China Revamps Tech, Financial And Data Governance

THE NATIONAL PEOPLE’S CONGRESS will rubber-stamp sweeping reforms to China’s governance in the coming days.

New institutions will oversee the financial and technology sectors, which multiple state organisations currently regulate.

Most notably for this Bystander, a new Party central work commission for the technology sector will oversee the restructuring of the science and technology ministry, which is intended to channel more resources to achieving breakthroughs.

President Xi Jinping is likely to chair the new commission as the intent of the governance reform is to move faster toward self-reliance in the face of what the State Council said were “the severe situation of international scientific and technological competition as well as external containment and suppression”.

Hitherto, the development of an indigenous semiconductor industry, for example, has underwhelmed. However, putting tech development under high-level Party leadership that will impose top-down policymaking will be no guarantee of more successful outcomes, even if policy implementation is less bedevilled by bureaucratic in-fighting and more responsive to the top leadership’s direction.

A new national financial regulatory administration will replace the existing banking and insurance watchdogs and bring supervision of the industry, apart from the securities sector, into a body directly under the State Council. Some powers will be removed from the People’s Bank of China. Details are yet to be made public. The securities regulator will also be directly overseen by the State Council.

The Party’s central financial work commission will likely be revived to enable Party direction of the new financial regulatory architecture which appears to be separating macroprudential regulation from market supervision. The new premier would likely chair the work commission.

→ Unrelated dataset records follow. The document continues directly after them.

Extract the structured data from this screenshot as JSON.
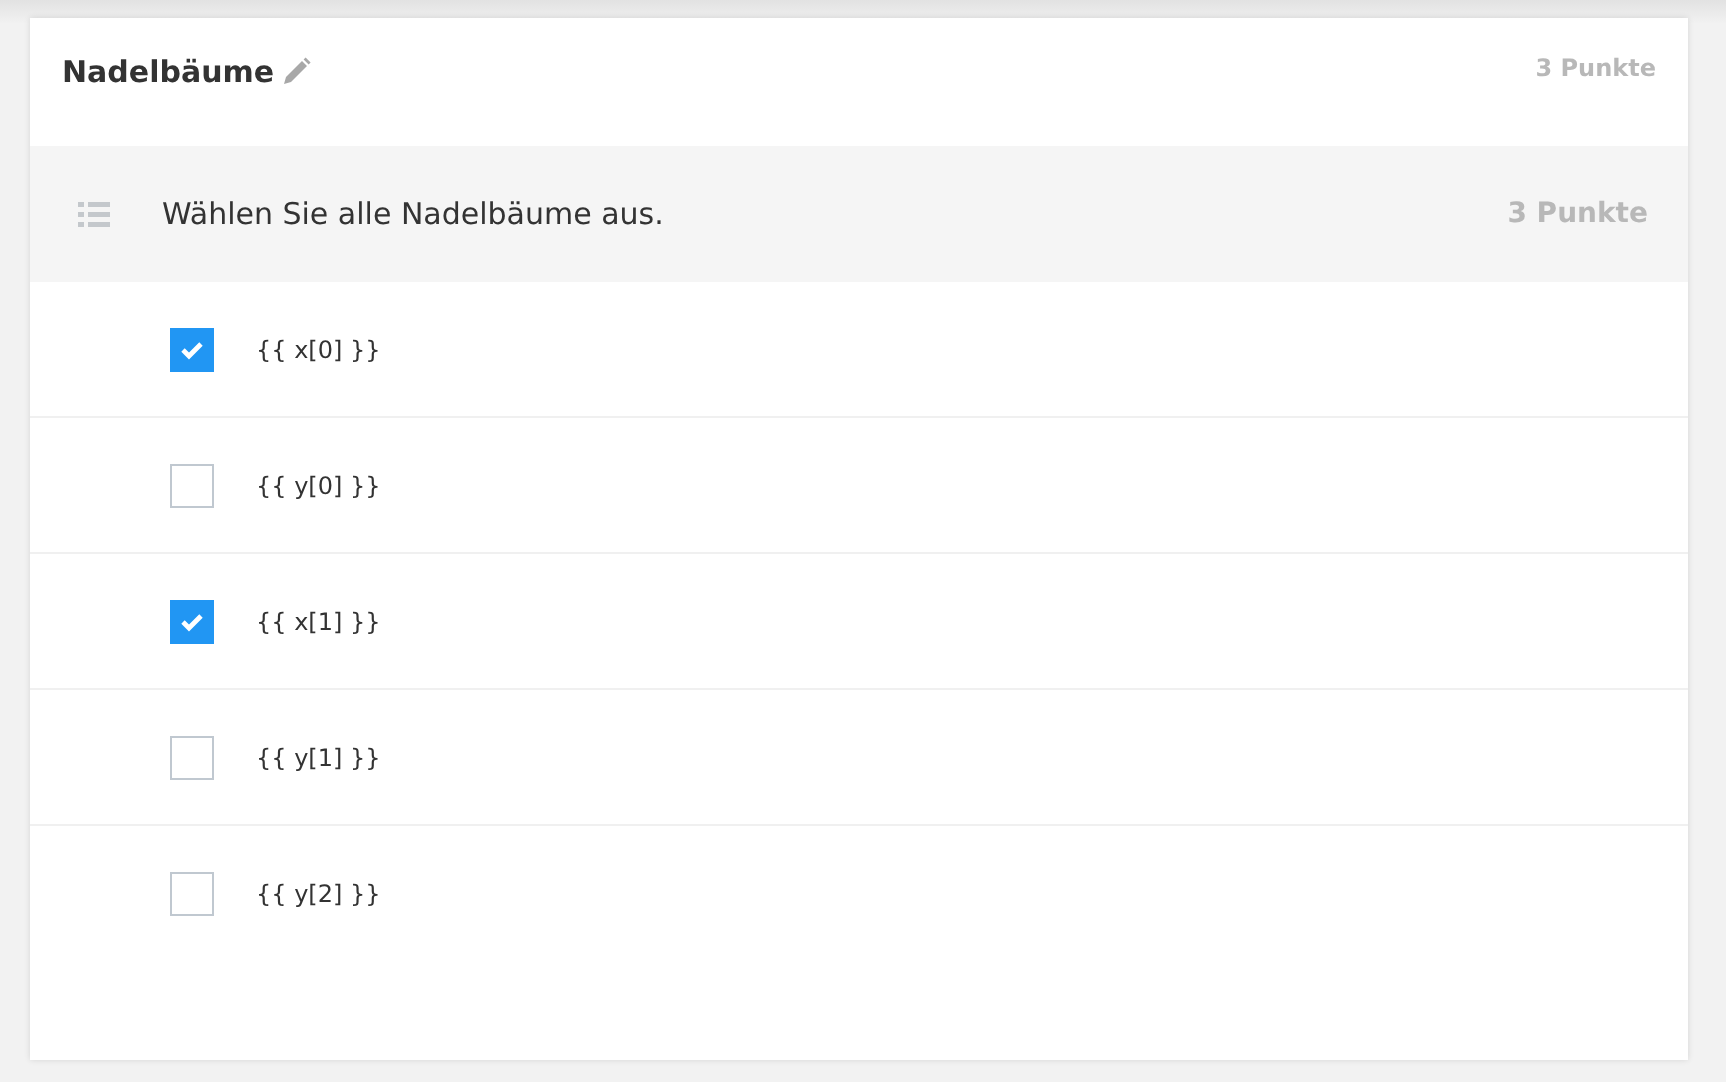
{
  "card": {
    "title": "Nadelbäume",
    "points": "3 Punkte"
  },
  "question": {
    "text": "Wählen Sie alle Nadelbäume aus.",
    "points": "3 Punkte"
  },
  "options": [
    {
      "label": "{{ x[0] }}",
      "checked": true
    },
    {
      "label": "{{ y[0] }}",
      "checked": false
    },
    {
      "label": "{{ x[1] }}",
      "checked": true
    },
    {
      "label": "{{ y[1] }}",
      "checked": false
    },
    {
      "label": "{{ y[2] }}",
      "checked": false
    }
  ]
}
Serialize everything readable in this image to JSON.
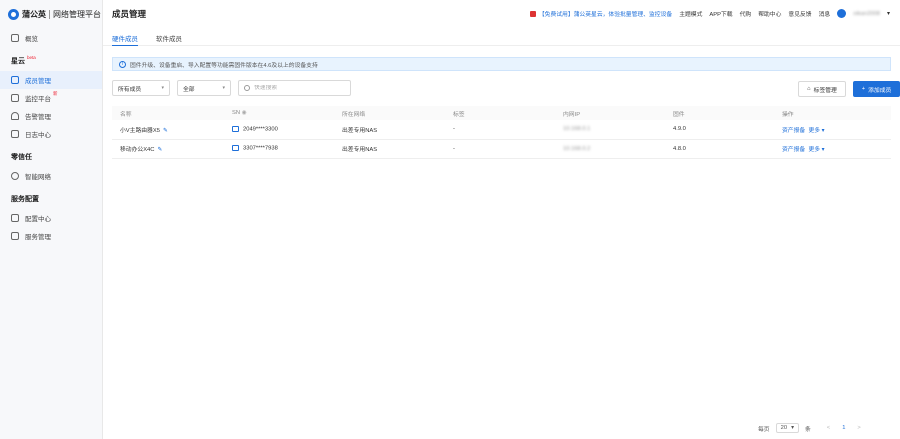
{
  "brand": {
    "name": "蒲公英",
    "subtitle": "网络管理平台"
  },
  "sidebar": {
    "items": [
      {
        "label": "概览"
      }
    ],
    "group_cloud": {
      "label": "星云",
      "badge": "beta"
    },
    "cloud_items": [
      {
        "label": "成员管理",
        "active": true
      },
      {
        "label": "监控平台",
        "badge": "新"
      },
      {
        "label": "告警管理"
      },
      {
        "label": "日志中心"
      }
    ],
    "group_zerotrust": {
      "label": "零信任"
    },
    "zerotrust_items": [
      {
        "label": "智能网络"
      }
    ],
    "group_service": {
      "label": "服务配置"
    },
    "service_items": [
      {
        "label": "配置中心"
      },
      {
        "label": "服务管理"
      }
    ]
  },
  "header": {
    "title": "成员管理",
    "promo": "【免费试用】蒲公英星云，体验批量管理、监控设备",
    "links": [
      "主题模式",
      "APP下载",
      "代购",
      "帮助中心",
      "意见反馈",
      "消息"
    ],
    "user": "oikan2008"
  },
  "tabs": [
    {
      "label": "硬件成员",
      "active": true
    },
    {
      "label": "软件成员"
    }
  ],
  "notice": "固件升级、设备重启、导入配置等功能需固件版本在4.6及以上的设备支持",
  "filters": {
    "member_type": "所有成员",
    "scope": "全部",
    "search_placeholder": "快速搜索",
    "tag_button": "标签管理",
    "add_button": "添加成员"
  },
  "table": {
    "headers": [
      "名称",
      "SN",
      "所在网络",
      "标签",
      "内网IP",
      "固件",
      "操作"
    ],
    "rows": [
      {
        "name": "小V主路由器X5",
        "sn": "2049****3300",
        "network": "出差专用NAS",
        "tag": "-",
        "ip": "10.168.0.1",
        "firmware": "4.9.0",
        "action1": "资产报备",
        "action2": "更多"
      },
      {
        "name": "移动办公X4C",
        "sn": "3307****7938",
        "network": "出差专用NAS",
        "tag": "-",
        "ip": "10.168.0.2",
        "firmware": "4.8.0",
        "action1": "资产报备",
        "action2": "更多"
      }
    ]
  },
  "pagination": {
    "per_page_label": "每页",
    "page_size": "20",
    "unit": "条",
    "current": "1",
    "prev": "<",
    "next": ">"
  },
  "colors": {
    "accent": "#1e6fd9",
    "notice_bg": "#e8f3fe"
  }
}
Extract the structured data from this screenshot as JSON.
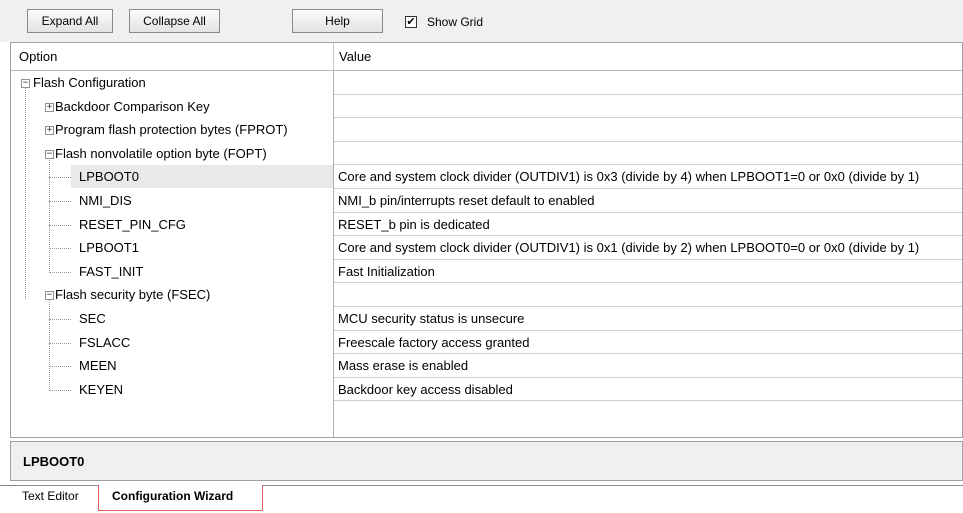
{
  "toolbar": {
    "expand_all": "Expand All",
    "collapse_all": "Collapse All",
    "help": "Help",
    "show_grid_label": "Show Grid",
    "show_grid_checked": true
  },
  "tree": {
    "col_option": "Option",
    "col_value": "Value",
    "rows": [
      {
        "option": "Flash Configuration",
        "value": "",
        "expander": "minus"
      },
      {
        "option": "Backdoor Comparison Key",
        "value": "",
        "expander": "plus"
      },
      {
        "option": "Program flash protection bytes (FPROT)",
        "value": "",
        "expander": "plus"
      },
      {
        "option": "Flash nonvolatile option byte (FOPT)",
        "value": "",
        "expander": "minus"
      },
      {
        "option": "LPBOOT0",
        "value": "Core and system clock divider (OUTDIV1) is 0x3 (divide by 4) when LPBOOT1=0 or 0x0 (divide by 1)",
        "selected": true
      },
      {
        "option": "NMI_DIS",
        "value": "NMI_b pin/interrupts reset default to enabled"
      },
      {
        "option": "RESET_PIN_CFG",
        "value": "RESET_b pin is dedicated"
      },
      {
        "option": "LPBOOT1",
        "value": "Core and system clock divider (OUTDIV1) is 0x1 (divide by 2) when LPBOOT0=0 or 0x0 (divide by 1)"
      },
      {
        "option": "FAST_INIT",
        "value": "Fast Initialization"
      },
      {
        "option": "Flash security byte (FSEC)",
        "value": "",
        "expander": "minus"
      },
      {
        "option": "SEC",
        "value": "MCU security status is unsecure"
      },
      {
        "option": "FSLACC",
        "value": "Freescale factory access granted"
      },
      {
        "option": "MEEN",
        "value": "Mass erase is enabled"
      },
      {
        "option": "KEYEN",
        "value": "Backdoor key access disabled"
      }
    ]
  },
  "description": {
    "title": "LPBOOT0"
  },
  "tabs": [
    {
      "label": "Text Editor",
      "active": false
    },
    {
      "label": "Configuration Wizard",
      "active": true
    }
  ]
}
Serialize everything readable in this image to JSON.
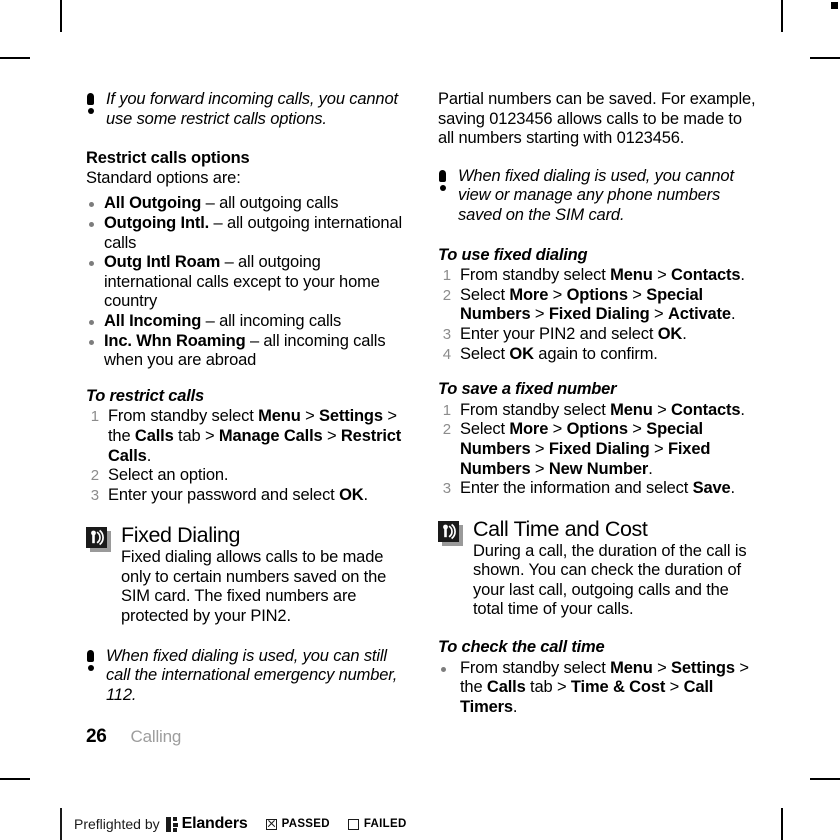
{
  "document": {
    "folio": "26",
    "chapter": "Calling"
  },
  "left_column": {
    "note_forward": {
      "icon": "exclamation-note-icon",
      "text": "If you forward incoming calls, you cannot use some restrict calls options."
    },
    "restrict_options": {
      "heading": "Restrict calls options",
      "intro": "Standard options are:",
      "items": [
        {
          "term": "All Outgoing",
          "desc": " – all outgoing calls"
        },
        {
          "term": "Outgoing Intl.",
          "desc": " – all outgoing international calls"
        },
        {
          "term": "Outg Intl Roam",
          "desc": " – all outgoing international calls except to your home country"
        },
        {
          "term": "All Incoming",
          "desc": " – all incoming calls"
        },
        {
          "term": "Inc. Whn Roaming",
          "desc": " – all incoming calls when you are abroad"
        }
      ]
    },
    "to_restrict_calls": {
      "heading": "To restrict calls",
      "steps": [
        {
          "num": "1",
          "html": "From standby select <b>Menu</b> > <b>Settings</b> > the <b>Calls</b> tab > <b>Manage Calls</b> > <b>Restrict Calls</b>."
        },
        {
          "num": "2",
          "html": "Select an option."
        },
        {
          "num": "3",
          "html": "Enter your password and select <b>OK</b>."
        }
      ]
    },
    "fixed_dialing": {
      "icon": "signal-section-icon",
      "title": "Fixed Dialing",
      "body": "Fixed dialing allows calls to be made only to certain numbers saved on the SIM card. The fixed numbers are protected by your PIN2."
    },
    "note_emergency": {
      "icon": "exclamation-note-icon",
      "text": "When fixed dialing is used, you can still call the international emergency number, 112."
    }
  },
  "right_column": {
    "partial_numbers": "Partial numbers can be saved. For example, saving 0123456 allows calls to be made to all numbers starting with 0123456.",
    "note_sim": {
      "icon": "exclamation-note-icon",
      "text": "When fixed dialing is used, you cannot view or manage any phone numbers saved on the SIM card."
    },
    "to_use_fixed_dialing": {
      "heading": "To use fixed dialing",
      "steps": [
        {
          "num": "1",
          "html": "From standby select <b>Menu</b> > <b>Contacts</b>."
        },
        {
          "num": "2",
          "html": "Select <b>More</b> > <b>Options</b> > <b>Special Numbers</b> > <b>Fixed Dialing</b> > <b>Activate</b>."
        },
        {
          "num": "3",
          "html": "Enter your PIN2 and select <b>OK</b>."
        },
        {
          "num": "4",
          "html": "Select <b>OK</b> again to confirm."
        }
      ]
    },
    "to_save_fixed_number": {
      "heading": "To save a fixed number",
      "steps": [
        {
          "num": "1",
          "html": "From standby select <b>Menu</b> > <b>Contacts</b>."
        },
        {
          "num": "2",
          "html": "Select <b>More</b> > <b>Options</b> > <b>Special Numbers</b> > <b>Fixed Dialing</b> > <b>Fixed Numbers</b> > <b>New Number</b>."
        },
        {
          "num": "3",
          "html": "Enter the information and select <b>Save</b>."
        }
      ]
    },
    "call_time_and_cost": {
      "icon": "signal-section-icon",
      "title": "Call Time and Cost",
      "body": "During a call, the duration of the call is shown. You can check the duration of your last call, outgoing calls and the total time of your calls."
    },
    "to_check_call_time": {
      "heading": "To check the call time",
      "steps": [
        {
          "num": "",
          "html": "From standby select <b>Menu</b> > <b>Settings</b> > the <b>Calls</b> tab > <b>Time &amp; Cost</b> > <b>Call Timers</b>."
        }
      ]
    }
  },
  "preflight": {
    "prefix": "Preflighted by",
    "brand": "Elanders",
    "passed_label": "PASSED",
    "failed_label": "FAILED",
    "passed_checked": true,
    "failed_checked": false
  },
  "colors": {
    "text": "#000000",
    "muted": "#9d9d9d",
    "bullet": "#7d7d7d",
    "icon_plate": "#1a1a1a",
    "icon_shadow": "#9a9a9a"
  }
}
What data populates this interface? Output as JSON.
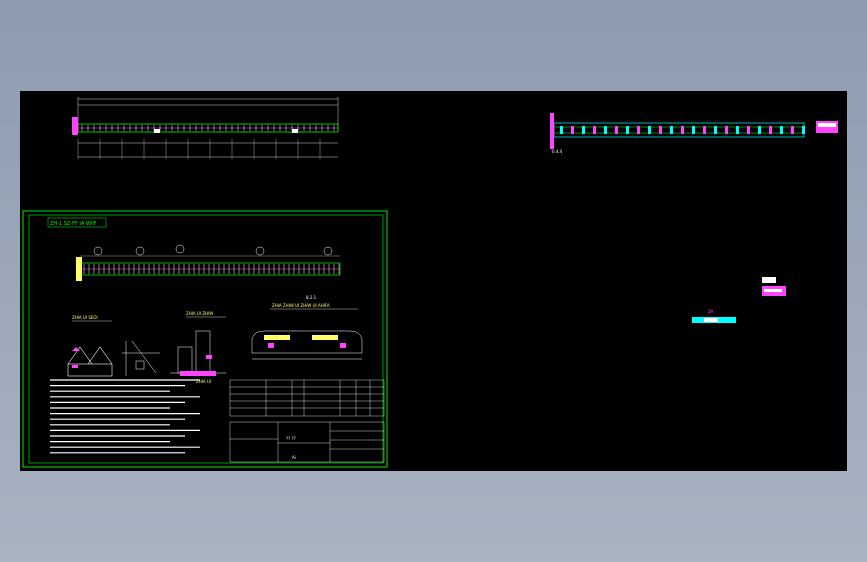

Data is the third area of sweeping governance reform. A new national data bureau will be responsible for coordinating the sharing and development of data resources and planning the digital economy. The country’s top state-planning agency, the National Development and Reform Commission, will oversee it.

New central party committees overseeing ministries have been a hallmark of Xi’s governance. Yet, the latest reforms are the most sweeping since the creation of the National Supervisory Commission in 2018 to oversee anti-corruption work.

They reflect what top leadership considers China’s priorities: scientific and technological self-reliance and development, reducing systemic risk in the financial system and tighter control over data collection by private companies and cross-border data transfers.